Au Canada, dans la province de l’Ontario, le Caledon Institute of Social Policy  et la Daily Bread Food Bank collaborèrent pendant deux ans pour mettre au point un Index de privation2 largement puisé dans les expériences des très pauvres. La recherche multidisciplinaire menée à partir des bases de la communauté atteignait le niveau universitaire - c’est-à-dire ce à quoi aspirent le Mouvement ATD Quart Monde et le CSP - Contrairement à des estimations plus répandues de la pauvreté uniquement basées sur le caractère adéquat du revenu du foyer, l’index qui en résulte inclut - et ce n’est pas une surprise - les indicateurs de problèmes financiers et d’exclusion sociale.
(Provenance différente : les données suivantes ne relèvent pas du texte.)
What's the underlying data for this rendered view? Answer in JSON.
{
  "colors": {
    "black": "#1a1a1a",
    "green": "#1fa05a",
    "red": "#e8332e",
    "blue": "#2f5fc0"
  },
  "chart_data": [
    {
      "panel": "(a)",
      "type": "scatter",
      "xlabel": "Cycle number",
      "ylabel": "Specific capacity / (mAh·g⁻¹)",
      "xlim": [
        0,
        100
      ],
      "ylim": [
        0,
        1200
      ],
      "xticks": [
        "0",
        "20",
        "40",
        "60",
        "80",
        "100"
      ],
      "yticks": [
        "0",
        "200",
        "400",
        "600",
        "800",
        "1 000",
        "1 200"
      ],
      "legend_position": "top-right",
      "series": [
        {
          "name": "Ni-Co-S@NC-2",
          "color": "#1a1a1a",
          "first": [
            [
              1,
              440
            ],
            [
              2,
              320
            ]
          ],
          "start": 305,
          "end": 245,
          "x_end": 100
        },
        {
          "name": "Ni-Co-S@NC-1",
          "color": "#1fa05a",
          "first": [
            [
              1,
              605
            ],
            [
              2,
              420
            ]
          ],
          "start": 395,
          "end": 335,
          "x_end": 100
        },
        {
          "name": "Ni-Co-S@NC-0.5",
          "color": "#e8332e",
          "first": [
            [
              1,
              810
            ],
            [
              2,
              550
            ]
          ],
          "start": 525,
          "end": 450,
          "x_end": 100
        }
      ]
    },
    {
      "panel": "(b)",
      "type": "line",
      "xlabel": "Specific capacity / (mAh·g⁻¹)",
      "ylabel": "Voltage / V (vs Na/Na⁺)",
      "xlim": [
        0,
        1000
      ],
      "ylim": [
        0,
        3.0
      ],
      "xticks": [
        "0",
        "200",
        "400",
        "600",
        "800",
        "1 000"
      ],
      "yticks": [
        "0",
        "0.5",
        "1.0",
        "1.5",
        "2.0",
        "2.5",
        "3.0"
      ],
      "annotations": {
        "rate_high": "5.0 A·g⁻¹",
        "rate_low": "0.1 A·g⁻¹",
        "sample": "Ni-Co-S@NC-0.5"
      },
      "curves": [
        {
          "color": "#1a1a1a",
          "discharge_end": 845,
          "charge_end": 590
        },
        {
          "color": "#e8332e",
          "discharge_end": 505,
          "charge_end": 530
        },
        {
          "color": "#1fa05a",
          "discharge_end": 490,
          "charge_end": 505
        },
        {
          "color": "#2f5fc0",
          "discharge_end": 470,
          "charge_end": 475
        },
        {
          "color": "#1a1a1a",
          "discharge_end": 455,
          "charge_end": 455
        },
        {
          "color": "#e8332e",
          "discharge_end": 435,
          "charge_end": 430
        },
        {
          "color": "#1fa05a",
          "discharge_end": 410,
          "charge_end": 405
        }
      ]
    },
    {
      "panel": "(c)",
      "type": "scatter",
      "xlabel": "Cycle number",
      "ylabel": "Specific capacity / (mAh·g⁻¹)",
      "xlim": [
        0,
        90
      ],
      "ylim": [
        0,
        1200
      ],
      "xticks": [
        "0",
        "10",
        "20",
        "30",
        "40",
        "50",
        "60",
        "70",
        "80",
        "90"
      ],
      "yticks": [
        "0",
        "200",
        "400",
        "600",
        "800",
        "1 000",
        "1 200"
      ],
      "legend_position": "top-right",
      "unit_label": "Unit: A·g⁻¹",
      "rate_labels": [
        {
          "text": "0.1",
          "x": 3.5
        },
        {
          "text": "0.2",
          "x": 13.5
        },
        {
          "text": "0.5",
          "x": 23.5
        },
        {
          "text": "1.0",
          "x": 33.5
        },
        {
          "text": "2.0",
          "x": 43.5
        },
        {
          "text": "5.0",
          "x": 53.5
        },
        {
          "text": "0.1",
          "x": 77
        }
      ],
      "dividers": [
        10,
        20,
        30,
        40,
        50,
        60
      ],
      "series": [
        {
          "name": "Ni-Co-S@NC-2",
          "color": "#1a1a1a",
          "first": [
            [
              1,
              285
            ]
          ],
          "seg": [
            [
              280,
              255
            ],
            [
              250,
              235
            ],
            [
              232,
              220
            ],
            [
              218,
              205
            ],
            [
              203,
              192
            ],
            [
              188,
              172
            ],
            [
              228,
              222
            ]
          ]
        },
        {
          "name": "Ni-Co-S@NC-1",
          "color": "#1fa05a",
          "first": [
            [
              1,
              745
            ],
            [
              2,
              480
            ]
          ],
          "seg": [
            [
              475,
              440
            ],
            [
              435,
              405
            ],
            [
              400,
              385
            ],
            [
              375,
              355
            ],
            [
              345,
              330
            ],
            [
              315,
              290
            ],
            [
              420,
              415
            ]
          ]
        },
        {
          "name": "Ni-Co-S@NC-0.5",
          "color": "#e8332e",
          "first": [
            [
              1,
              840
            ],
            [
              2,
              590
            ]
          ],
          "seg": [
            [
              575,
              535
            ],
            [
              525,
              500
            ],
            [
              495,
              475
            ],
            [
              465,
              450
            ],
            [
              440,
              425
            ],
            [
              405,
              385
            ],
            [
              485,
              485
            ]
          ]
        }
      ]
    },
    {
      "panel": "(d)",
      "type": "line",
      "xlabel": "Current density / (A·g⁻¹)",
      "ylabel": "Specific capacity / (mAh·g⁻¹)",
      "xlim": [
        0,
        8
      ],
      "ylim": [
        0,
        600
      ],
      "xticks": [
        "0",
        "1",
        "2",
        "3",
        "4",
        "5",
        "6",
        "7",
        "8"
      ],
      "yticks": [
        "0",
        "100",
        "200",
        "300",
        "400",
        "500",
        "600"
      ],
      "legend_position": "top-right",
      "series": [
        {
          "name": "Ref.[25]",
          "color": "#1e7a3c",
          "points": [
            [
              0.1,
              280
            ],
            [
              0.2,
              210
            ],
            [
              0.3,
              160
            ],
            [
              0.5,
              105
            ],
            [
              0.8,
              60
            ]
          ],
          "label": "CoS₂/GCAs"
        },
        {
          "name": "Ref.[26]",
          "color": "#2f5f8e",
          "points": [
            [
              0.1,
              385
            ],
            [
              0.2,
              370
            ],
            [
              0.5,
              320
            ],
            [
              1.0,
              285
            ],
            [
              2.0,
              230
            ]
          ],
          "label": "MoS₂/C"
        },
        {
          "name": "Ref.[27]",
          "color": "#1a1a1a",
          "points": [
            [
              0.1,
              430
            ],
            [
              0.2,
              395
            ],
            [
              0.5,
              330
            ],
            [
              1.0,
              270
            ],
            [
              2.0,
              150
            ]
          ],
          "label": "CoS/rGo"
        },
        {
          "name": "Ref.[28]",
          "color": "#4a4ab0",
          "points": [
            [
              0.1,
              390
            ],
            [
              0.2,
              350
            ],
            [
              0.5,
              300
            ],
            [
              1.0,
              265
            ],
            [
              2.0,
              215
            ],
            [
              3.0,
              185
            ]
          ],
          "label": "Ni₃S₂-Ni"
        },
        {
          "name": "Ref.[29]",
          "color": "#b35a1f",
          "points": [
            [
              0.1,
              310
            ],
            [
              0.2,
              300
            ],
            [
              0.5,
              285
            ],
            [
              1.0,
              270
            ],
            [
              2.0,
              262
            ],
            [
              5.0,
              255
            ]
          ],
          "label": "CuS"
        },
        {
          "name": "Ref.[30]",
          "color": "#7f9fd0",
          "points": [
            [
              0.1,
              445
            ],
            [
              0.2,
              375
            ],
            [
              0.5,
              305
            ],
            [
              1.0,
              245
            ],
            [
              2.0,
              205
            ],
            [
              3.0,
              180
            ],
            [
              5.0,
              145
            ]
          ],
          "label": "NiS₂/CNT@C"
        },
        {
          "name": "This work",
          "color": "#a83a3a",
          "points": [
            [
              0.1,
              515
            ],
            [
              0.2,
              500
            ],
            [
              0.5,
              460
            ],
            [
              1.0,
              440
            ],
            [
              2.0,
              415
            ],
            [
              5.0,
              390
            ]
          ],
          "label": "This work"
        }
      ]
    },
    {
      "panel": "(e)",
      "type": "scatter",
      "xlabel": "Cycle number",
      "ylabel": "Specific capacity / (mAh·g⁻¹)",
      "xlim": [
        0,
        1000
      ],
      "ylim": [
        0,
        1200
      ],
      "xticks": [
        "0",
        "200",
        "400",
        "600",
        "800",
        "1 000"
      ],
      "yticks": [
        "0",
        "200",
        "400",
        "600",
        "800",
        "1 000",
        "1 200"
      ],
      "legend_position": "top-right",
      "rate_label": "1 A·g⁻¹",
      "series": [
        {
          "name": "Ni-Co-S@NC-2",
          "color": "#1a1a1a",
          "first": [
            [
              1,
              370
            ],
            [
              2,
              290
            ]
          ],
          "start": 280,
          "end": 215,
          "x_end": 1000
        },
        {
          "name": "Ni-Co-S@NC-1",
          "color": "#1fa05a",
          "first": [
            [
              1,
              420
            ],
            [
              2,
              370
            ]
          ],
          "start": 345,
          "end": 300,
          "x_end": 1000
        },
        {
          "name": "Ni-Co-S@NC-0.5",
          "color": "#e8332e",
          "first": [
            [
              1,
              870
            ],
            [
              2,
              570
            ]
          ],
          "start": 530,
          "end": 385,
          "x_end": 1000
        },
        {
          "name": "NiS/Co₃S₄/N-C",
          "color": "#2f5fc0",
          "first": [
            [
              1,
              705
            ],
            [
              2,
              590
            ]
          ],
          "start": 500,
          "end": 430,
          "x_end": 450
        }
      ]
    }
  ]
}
Les dix éléments essentiels, d’après l’index, signalant une situation au-dessus du seuil de pauvreté sont les suivants : pouvoir se payer des soins dentaires si nécessaires ; remplacer ou réparer du petit matériel électrique, four ou grille-pain ; la possibilité d’acheter au moins une fois par an de modestes cadeaux destinés à la famille ou aux amis ; pouvoir se présenter à un entretien d’embauche dans une tenue adéquate ; pouvoir inviter des membres de la famille ou des amis au moins une fois par mois ; pouvoir consommer des fruits et des légumes frais tous les jours ; pouvoir se déplacer en voiture ou bien, dans un ensemble urbain, posséder un titre mensuel de transport ; avoir un passe-temps, un hobby ; pouvoir manger de la viande, du poisson ou les équivalents végétariens tous les deux jours ; habiter un lieu sans insecte nuisible tels que cafards, punaises ou rats.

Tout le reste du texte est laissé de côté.